Além destas, o tribunal está obrigado a decidir todas as questões de conhecimento oficioso, como é o caso das nulidades insanáveis que afectem o recorrente e dos vícios previstos no art. 410º nº 2 do CPP, que obstam à apreciação do mérito do recurso, mesmo que este se encontre limitado à matéria de direito.
Umas e outras definem, pois, o objecto do recurso (Germano Marques da Silva, Direito Processual Penal Português, vol. 3, Universidade Católica Editora, 2015, pág. 335; Simas Santos e Leal-Henriques, Recursos Penais, 8.ª ed., Rei dos Livros, 2011, pág.113; Paulo Pinto de Albuquerque, Comentário do CPP, à luz da Constituição da República Portuguesa e da Convenção Europeia dos Direitos do Homem, 4ª edição actualizada, Universidade Católica Editora, 2011, págs. 1059-1061 e Acórdão do Plenário das Secções do STJ nº 7/95 de 19.10.1995, in Diário da República, I.ª Série-A, de 28.12.1995).
Das disposições conjugadas dos arts. 368º e 369º por remissão do art. 424º nº 2, todos do Código do Processo Penal, o Tribunal da Relação deve conhecer das questões que constituem objecto do recurso pela seguinte ordem:
Em primeiro lugar, das que obstem ao conhecimento do mérito da decisão;
Em segundo lugar, das questões referentes ao mérito da decisão, desde logo, as que se referem à matéria de facto, começando pela impugnação alargada, se deduzida, nos termos do art. 412º do CPP, a que se seguem os vícios enumerados no art. 410º nº 2 do mesmo diploma;
Finalmente, as questões relativas à matéria de Direito.

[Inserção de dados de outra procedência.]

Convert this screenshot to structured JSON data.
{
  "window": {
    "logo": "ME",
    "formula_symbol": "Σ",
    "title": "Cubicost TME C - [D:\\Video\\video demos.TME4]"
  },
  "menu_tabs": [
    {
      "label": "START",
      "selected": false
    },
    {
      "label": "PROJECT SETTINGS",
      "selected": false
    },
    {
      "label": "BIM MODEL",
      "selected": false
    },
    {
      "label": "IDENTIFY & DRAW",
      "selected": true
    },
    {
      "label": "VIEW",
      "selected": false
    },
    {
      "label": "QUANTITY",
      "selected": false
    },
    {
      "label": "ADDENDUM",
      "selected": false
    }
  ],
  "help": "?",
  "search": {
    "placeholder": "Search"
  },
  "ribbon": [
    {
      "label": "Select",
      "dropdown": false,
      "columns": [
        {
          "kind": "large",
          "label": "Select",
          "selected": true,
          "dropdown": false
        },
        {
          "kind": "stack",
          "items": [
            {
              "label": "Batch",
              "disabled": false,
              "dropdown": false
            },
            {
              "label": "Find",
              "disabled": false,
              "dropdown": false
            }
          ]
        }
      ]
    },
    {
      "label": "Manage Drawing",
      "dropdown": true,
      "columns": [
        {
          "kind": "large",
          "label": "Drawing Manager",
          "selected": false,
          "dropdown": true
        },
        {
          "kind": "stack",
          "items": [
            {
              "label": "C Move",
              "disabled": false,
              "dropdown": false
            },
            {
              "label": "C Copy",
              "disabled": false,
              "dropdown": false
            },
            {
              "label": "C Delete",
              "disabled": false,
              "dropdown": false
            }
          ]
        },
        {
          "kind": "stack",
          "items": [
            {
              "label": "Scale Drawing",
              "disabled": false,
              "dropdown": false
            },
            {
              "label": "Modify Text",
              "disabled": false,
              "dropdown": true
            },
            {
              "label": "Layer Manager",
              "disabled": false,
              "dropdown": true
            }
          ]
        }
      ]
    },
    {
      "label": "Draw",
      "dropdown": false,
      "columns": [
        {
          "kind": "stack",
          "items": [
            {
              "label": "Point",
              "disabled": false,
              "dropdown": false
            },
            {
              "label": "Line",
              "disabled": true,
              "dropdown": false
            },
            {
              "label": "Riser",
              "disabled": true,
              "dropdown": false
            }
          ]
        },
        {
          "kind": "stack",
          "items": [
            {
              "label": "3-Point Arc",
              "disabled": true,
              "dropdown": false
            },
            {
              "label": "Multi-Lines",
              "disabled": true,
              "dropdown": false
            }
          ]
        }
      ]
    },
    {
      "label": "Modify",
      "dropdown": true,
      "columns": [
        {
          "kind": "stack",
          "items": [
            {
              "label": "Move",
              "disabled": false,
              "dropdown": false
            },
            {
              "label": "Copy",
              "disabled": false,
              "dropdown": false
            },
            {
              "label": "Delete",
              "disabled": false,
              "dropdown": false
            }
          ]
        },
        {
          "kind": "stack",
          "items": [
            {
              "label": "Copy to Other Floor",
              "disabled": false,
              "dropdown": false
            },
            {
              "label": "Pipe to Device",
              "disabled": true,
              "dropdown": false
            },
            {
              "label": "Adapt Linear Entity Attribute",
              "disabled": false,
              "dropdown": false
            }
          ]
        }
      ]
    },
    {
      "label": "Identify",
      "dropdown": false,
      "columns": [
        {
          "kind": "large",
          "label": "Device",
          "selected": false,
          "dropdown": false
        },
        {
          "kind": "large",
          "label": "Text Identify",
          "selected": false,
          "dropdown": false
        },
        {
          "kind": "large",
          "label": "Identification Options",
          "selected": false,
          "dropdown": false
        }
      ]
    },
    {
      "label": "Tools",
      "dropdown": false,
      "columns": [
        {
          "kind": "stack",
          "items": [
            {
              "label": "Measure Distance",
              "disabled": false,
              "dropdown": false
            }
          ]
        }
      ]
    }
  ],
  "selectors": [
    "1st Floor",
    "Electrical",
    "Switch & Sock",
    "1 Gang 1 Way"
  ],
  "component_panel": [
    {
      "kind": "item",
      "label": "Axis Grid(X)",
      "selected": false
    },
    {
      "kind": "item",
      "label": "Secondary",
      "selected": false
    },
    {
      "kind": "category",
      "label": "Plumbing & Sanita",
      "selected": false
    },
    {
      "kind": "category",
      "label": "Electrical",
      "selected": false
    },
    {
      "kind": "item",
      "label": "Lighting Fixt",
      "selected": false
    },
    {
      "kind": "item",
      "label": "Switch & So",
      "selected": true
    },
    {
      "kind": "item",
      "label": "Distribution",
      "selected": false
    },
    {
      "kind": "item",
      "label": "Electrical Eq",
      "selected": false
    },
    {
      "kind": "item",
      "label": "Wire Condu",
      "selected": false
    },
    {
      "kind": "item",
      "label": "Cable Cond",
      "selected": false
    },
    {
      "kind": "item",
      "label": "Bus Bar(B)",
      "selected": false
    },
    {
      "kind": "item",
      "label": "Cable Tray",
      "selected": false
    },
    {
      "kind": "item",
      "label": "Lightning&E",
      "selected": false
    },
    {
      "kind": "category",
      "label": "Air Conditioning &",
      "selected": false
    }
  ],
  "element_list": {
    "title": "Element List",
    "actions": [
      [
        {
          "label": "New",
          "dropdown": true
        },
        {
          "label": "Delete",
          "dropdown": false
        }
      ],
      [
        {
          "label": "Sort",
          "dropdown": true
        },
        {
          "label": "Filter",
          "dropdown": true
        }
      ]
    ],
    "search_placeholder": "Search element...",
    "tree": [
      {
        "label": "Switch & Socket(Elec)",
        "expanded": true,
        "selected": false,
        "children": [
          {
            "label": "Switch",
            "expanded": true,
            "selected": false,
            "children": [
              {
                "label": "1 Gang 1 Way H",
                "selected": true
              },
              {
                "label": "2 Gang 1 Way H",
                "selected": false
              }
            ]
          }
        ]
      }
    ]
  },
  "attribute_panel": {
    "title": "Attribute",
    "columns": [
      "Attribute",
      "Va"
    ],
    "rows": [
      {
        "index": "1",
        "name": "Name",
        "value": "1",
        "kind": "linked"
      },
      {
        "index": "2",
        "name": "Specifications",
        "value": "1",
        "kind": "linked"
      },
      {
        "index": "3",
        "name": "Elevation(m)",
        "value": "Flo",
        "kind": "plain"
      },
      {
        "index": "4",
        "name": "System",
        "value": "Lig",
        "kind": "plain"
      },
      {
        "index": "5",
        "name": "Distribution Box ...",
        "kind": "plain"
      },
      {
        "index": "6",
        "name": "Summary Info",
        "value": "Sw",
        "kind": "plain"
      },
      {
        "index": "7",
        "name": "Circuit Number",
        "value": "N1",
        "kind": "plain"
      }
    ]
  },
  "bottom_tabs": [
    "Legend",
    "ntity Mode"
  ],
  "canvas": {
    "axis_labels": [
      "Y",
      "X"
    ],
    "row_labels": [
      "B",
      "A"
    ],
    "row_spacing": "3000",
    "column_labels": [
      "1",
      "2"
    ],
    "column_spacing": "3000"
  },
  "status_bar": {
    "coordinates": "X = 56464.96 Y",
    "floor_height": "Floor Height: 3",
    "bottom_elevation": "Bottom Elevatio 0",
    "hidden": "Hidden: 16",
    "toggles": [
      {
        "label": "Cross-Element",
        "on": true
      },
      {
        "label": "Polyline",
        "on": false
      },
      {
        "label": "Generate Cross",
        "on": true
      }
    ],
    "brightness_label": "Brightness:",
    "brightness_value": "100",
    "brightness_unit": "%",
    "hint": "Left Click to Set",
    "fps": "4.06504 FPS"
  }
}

Seguindo esta ordem lógica, no caso concreto e atentas as conclusões, a única questão a decidir é a da oportunidade/tempestividade da declaração de perda de bens depois da prolação da decisão que põe termo ao processo e respectivas consequências, designadamente, se é nula a decisão recorrida.
2.3.-FUNDAMENTAÇÃO DE FACTO
Para a solução do recurso, importa atender à seguinte factualidade:
No dia 16 de Fevereiro de 2022, a PSP apreendeu ao arguido HM e à ordem deste processo:
Arma de fogo – Espingarda, de calibre 12, de marca FABARM e modelo 2023698;
Um Livrete de Manifesto de Arma n.° 45115-02, emitido pela DN/PSP, do qual é titular o referido HM(auto de apreensão junto por certidão com a referência Citius 55556737 e que integra fls, 39 e verso do processo principal).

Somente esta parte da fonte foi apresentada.